When Elizabeth Endicott arrives in Syria, she has a diploma from Mount Holyoke College, a crash course in nursing, and only the most basic grasp of the Armenian language. The First World War is spreading across Europe, and she has volunteered on behalf of the Boston-based Friends of Armenia to deliver food and medical aid to refugees of the Armenian genocide. There, Elizabeth becomes friendly with Armen, a young Armenian engineer who has already lost his wife and infant daughter. When Armen leaves Aleppo to join the British Army in Egypt, he begins to write Elizabeth letters, and comes to realize that he has fallen in love with the wealthy, young American woman who is so different from the wife he lost.Flash forward to the present, where we meet Laura Petrosian, a novelist living in suburban New York. Although her grandparents’ ornate Pelham home was affectionately nicknamed the “Ottoman Annex,” Laura has never really given her Armenian heritage much thought. But when an old friend calls, claiming to have seen a newspaper photo of Laura’s grandmother promoting an exhibit at a Boston museum, Laura embarks on a journey back through her family’s history that reveals love, loss—and a wrenching secret that has been buried for generations.
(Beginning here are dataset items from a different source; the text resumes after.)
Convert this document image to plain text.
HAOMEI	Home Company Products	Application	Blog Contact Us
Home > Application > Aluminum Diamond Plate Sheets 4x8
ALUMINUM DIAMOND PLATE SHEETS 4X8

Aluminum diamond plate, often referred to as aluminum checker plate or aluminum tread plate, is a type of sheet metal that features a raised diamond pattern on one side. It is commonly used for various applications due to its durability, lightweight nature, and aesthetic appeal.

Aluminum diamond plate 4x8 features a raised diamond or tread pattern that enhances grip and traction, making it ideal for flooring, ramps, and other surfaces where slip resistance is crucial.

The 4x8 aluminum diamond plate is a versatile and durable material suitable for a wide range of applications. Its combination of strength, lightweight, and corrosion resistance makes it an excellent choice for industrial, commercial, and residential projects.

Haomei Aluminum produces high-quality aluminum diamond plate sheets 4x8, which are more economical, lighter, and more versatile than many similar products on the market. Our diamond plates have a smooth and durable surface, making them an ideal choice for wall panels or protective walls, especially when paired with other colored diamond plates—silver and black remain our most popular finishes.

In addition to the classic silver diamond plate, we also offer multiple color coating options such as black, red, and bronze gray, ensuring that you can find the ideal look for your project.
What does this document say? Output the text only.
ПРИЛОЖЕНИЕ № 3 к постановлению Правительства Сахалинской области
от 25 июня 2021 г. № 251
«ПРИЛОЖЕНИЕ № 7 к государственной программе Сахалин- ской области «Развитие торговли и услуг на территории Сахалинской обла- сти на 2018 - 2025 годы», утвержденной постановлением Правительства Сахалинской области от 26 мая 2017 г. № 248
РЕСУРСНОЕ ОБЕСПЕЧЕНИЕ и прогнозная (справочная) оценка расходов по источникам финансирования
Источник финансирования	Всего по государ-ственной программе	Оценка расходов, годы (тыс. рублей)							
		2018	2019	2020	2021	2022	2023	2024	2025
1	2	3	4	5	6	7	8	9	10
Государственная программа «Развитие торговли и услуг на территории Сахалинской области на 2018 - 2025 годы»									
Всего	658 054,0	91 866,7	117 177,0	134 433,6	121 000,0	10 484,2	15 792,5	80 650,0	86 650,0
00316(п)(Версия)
My thoughts: This book was incredibly moving. For all the books I have read about the Holocaust, I sadly deficient in understanding World War I. Embarrassingly, I didn't realize that it was not one war but a compilation of many wars between countries, within countries, and between religious groups. At the same time, many countries had formed alliances with other countries which prevented intervention when one group of people were committing wars against humanity like, say, oh, genocide.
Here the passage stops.